Through these techniques a user’s future behaviours, actions and dispositions can be extrapolated from past data. While there are some possible positives here (such as better management of goods and services for business), the negative potentials are enormous.
Shaping the future
The use of algorithms and automated profiles can open the door to forms of control (and discrimination) that occur without any human input.
Through the power of code, corporate or government powerbrokers can reshape individual lives, automatically analysing and predicting possible outcomes for citizens and then determining their treatment, from seemingly random pieces of personal information.
The focus on internet surveillance ignores that surveillance is not just on the internet, but everywhere. As recently pointed out, we live in a Sensor Society, with many aspects of daily life recorded through various sensor technologies.
From smartphones to drones, there are many possibilities for invasive surveillance today. The German newspaper Der Speigel has also pointed out that the NSA and Central Intelligence Agency (CIA) are at the forefront of developing new means of sensing individuals.
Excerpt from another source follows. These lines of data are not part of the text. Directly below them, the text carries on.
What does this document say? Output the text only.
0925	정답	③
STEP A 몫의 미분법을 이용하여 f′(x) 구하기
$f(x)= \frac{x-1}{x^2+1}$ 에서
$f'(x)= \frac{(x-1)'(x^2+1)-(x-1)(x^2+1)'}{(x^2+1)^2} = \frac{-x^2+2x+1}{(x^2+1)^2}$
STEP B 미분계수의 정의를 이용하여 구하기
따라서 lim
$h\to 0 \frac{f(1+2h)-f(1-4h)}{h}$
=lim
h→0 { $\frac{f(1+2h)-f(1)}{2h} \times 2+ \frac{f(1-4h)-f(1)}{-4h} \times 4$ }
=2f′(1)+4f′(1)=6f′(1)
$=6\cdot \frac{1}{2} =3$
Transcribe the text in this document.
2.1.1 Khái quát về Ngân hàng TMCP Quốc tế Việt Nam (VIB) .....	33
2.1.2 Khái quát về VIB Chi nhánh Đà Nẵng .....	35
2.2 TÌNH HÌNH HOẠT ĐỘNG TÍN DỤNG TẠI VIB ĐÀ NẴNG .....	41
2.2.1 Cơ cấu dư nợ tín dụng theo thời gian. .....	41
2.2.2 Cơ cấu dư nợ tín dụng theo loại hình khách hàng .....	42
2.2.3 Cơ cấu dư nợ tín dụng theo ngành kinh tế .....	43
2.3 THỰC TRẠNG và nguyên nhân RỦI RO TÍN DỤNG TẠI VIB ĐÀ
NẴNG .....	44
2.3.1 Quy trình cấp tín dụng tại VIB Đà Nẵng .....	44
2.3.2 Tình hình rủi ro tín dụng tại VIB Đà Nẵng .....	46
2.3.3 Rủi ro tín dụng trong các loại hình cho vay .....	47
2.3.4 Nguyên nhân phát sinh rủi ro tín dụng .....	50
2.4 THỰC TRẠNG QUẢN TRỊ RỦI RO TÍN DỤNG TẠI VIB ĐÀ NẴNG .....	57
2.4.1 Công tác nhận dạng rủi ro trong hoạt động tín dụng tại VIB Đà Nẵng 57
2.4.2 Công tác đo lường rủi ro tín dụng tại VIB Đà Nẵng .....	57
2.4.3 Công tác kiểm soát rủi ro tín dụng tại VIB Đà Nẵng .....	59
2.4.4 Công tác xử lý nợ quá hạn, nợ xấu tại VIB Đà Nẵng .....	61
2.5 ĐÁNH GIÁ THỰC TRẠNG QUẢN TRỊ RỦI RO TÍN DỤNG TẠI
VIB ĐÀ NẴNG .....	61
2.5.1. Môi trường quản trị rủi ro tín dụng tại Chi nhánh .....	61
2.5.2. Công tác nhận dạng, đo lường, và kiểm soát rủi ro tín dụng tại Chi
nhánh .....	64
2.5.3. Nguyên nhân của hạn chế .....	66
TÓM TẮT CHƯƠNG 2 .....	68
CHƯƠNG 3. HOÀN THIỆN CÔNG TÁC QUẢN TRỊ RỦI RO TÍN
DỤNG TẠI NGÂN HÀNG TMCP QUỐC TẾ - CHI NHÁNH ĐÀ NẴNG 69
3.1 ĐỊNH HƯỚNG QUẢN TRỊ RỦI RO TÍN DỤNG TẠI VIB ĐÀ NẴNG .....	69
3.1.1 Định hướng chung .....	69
The drama is just beginning
Internet surveillance is only one aspect of contemporary surveillance.
The Reset the Net project paradoxically represents a small positive step in resisting and counteracting warrantless and illegal surveillance, while ignoring the bigger picture.
There is a growing and ongoing disparity between the rights and powers of the watched (or sensed), and the watchers (or sensors). As both spectators and actors in this surveillance (or sensor) society, there is a need to be mindful of this bigger picture as we play our roles and choose our props, and recite (or improvise) our lines.
These are only the opening scenes of a much longer and difficult play. With no sign that the social or technological scope of surveillance will fade, we must play our parts wisely and critically, if we are to have any hope of a happy ending.